Le nombre de femmes avortant dans des conditions « non sécurisées » dans le monde diminue mais un avortement sur deux reste « pratiqué par des personnes non qualifiées ou dans un environnement non conforme aux normes médicales minimales », selon l'Organisation mondiale de la santé (OMS).
« Ce que l'on appelle les “avortements non sécurisés” sont en fait des avortements pratiqués dans l'illégalité », explique Clémentine Rossier, de l'Institut national d'étude démographiques (INED), auteure d'une étude sur l'avortement dans le monde publiée mercredi 9 juillet. Seule une petite minorité des avortements est classée comme non sécurisée dans les pays développés, 6 % en 2008, alors qu'ils sont 56 % dans les pays en développement.
Les données de l'OMS utilisées par l'INED indiquent une baisse de la fréquence des avortements dans le monde au cours des années 1990 — ils sont passés de 39 pour 1 000 femmes (entre 15 et 44 ans) en 1995 à 24 pour 1 000 en 2003. La période suivante a été marquée par une stabilisation, due notamment à la progression de la diffusion de la contraception dans les années 2000. La mortalité liée à l'avortement a elle aussi reculé de manière continue durant ces deux décennies, passant de 60 décès maternels pour 100 000 naissances (1990) à 40 décès en 2008.
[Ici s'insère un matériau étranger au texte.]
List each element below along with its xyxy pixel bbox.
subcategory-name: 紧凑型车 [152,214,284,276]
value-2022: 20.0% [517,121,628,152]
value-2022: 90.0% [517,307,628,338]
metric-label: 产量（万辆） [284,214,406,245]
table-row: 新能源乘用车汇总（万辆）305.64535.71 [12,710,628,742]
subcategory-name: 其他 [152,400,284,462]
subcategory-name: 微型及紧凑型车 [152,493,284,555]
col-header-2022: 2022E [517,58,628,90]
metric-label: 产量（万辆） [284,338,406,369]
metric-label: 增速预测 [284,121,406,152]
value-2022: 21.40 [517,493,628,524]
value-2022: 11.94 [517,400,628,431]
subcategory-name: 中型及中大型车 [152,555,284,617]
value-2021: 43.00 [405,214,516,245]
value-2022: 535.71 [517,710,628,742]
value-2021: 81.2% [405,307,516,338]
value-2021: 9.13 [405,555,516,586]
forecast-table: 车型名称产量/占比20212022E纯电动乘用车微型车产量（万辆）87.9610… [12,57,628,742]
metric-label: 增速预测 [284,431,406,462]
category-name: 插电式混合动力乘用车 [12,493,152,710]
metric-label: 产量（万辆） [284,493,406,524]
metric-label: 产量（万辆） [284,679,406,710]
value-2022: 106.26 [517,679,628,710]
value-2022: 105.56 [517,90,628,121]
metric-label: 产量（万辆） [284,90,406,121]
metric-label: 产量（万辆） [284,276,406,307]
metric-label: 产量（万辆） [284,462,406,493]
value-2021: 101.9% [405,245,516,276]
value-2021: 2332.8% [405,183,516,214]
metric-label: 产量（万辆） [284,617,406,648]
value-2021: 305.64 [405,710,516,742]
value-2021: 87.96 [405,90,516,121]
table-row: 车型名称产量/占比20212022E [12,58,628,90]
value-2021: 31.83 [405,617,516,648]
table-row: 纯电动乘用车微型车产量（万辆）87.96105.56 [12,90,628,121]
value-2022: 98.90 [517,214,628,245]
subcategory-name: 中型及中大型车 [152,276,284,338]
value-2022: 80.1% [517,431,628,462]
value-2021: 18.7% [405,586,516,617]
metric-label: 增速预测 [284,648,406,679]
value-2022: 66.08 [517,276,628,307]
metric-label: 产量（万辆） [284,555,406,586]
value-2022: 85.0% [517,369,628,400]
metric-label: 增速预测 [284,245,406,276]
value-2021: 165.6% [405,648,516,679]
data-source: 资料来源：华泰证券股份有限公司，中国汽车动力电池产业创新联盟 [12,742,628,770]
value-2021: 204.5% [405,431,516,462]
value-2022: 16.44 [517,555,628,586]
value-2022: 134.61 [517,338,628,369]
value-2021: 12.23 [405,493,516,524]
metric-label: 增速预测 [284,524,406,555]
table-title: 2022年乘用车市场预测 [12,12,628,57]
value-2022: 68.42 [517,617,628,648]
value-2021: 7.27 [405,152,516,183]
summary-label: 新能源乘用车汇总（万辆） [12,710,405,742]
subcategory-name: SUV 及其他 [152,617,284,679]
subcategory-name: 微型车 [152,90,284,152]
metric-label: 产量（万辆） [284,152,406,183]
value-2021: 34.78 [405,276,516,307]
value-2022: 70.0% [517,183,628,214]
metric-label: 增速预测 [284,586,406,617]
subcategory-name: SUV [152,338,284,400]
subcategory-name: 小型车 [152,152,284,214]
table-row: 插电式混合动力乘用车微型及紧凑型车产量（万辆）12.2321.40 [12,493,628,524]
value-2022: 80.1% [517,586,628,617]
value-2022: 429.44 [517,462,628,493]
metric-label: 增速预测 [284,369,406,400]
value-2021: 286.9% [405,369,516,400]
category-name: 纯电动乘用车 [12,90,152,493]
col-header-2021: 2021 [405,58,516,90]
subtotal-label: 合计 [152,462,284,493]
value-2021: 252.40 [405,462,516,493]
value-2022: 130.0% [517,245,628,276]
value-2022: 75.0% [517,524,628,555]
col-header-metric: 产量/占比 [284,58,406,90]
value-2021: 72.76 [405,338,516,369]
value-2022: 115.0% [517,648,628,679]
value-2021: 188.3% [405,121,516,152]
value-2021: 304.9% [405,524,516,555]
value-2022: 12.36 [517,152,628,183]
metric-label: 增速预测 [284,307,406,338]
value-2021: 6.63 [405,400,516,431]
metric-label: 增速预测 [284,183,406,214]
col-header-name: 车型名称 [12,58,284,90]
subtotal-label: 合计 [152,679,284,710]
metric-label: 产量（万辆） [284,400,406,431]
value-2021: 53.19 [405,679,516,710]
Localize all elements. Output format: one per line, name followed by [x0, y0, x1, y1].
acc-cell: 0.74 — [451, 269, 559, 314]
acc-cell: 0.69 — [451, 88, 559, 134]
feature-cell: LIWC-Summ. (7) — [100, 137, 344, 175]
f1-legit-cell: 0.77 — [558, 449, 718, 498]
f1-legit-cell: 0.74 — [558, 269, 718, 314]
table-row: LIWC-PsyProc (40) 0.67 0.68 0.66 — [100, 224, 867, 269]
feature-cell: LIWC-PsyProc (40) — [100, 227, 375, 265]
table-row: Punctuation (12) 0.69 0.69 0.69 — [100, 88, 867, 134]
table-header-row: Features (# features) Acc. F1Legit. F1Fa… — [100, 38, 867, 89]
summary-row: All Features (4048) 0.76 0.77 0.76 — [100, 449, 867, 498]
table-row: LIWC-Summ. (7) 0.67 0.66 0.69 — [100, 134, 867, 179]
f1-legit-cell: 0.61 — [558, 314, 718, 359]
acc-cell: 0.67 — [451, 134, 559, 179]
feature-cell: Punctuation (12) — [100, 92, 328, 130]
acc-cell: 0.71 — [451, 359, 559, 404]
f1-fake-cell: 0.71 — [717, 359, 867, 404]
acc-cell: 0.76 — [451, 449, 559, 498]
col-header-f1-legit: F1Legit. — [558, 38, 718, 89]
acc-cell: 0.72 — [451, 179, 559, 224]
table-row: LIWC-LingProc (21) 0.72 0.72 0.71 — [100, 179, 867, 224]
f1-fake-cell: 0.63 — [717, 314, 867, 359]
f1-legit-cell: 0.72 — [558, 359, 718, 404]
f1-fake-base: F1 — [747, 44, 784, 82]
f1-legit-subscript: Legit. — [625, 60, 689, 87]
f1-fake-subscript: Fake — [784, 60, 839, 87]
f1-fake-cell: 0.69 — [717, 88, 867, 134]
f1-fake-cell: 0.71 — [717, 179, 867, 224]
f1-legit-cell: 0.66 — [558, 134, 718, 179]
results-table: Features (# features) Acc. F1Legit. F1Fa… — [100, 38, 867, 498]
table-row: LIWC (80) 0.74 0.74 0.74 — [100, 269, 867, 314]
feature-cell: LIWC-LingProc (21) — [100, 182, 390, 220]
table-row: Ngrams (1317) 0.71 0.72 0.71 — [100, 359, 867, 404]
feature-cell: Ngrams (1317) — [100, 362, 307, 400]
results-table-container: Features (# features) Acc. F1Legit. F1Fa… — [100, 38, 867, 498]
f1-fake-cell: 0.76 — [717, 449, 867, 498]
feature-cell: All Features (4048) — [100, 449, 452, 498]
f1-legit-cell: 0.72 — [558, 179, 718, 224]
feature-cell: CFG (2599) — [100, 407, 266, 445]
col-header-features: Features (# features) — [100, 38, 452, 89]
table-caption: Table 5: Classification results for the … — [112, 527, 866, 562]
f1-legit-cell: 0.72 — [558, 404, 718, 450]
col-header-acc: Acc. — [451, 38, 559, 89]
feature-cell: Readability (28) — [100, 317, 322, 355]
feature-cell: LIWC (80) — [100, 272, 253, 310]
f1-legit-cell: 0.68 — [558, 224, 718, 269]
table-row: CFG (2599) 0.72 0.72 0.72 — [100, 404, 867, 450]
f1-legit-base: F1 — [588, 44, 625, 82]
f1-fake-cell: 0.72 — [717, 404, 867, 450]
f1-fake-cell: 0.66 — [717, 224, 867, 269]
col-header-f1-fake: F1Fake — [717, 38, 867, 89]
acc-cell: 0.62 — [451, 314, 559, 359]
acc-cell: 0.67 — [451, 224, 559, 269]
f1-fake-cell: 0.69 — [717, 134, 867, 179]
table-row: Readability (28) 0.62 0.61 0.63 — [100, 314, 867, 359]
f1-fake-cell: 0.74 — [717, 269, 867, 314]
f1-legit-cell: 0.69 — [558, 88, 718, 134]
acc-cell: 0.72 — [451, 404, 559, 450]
DES AVORTEMENTS ILLÉGAUX « PLUS SÛRS »
« Si les données sur lesquelles nous avons basé nos travaux remontent à quelques années, la tendance n'a pas changé, explique Mme Rossier. Mais nous avons noté certains changements importants concernant les pratiques. » En fait, la classification reposant sur deux grandes catégories identifiées — avortement légal, donc sûr, et avortement illégal, donc non sécurisé — ne fonctionne plus. L'OMS va revoir ses critères en matière d'avortement non sécurisé.
« Même dans les pays où les avortements sont illégaux, on peut les pratiquer parfois dans des conditions relativement sécurisées, affirme Mme Rossier. Cela est dû en particulier à la progression des avortements médicamenteux, moins dangereux, dans ces pays. » La prise en charge des problèmes de santé maternelle a progressé dans le monde, notamment en Afrique et en Asie.
UN RECOURS PLUS GRAND À L'AVORTEMENT MÉDICAMENTEUX
Mais la nouveauté vient du recours à l'avortement médicamenteux pratiqué de façon clandestine. « Cette technique requiert la prise de deux produits : la mifépristone, qui reste jusqu'ici chère et n'est autoritée à la vente que dans un nombre restreint de pays : et le misoprostol, peu coûteux et facile à obtenir, et autorisé dans de nombreux pays d'Amérique latine et d'ailleurs », écrit l'INED.
C'est surtout le deuxième médicament, utilisé pour soigner l'ulcère, qui change la donne. A lui seul, « il suffit à provoquer une interruption de grossesse pour peu que la posologie soit respectée », selon l'INED. D'après Clémentine Rossier, des réseaux militants mais aussi des sites Internet conseillent les femmes, mais l'Amérique latine reste un « continent très conservateur sur la question de l'avortement et l'accès au misoprostol se durcit ».

LE CURETAGE DÉCONSEILLÉ
A l'inverse, dans les pays où l'avortement est légal, il n'est plus systématiquement considéré comme sûr. « Des avortements provoqués par des prestataires agissant dans un cadre légal mais utilisant la méthode du curetage, qui n'est plus conseillée aujourd'hui, se trouveront par exemple à un niveau intermédiaire [de sécurité] », rapporte l'INED.
Au-delà de cette nouvelle classification à l'étude, le recensement du nombre d'avortements dans le monde reste compliqué, notamment dans les pays où celui-ci est illégal. Au Burkina Faso par exemple, où l'avortement est très stigmatisé, il a fallu procéder à une enquête particulière en interrogeant un échantillon de femmes sur le recours à l'avortement dans leur cercle de relations proches. « Il a été demandé à chacune de ces femmes des informations non pas sur ses propres avortements mais sur ceux dont elle avait connaissance chez ses amies ou les femmes de son entourage », explique l'INED. Cette méthode de collecte est dite « méthode des confidentes ».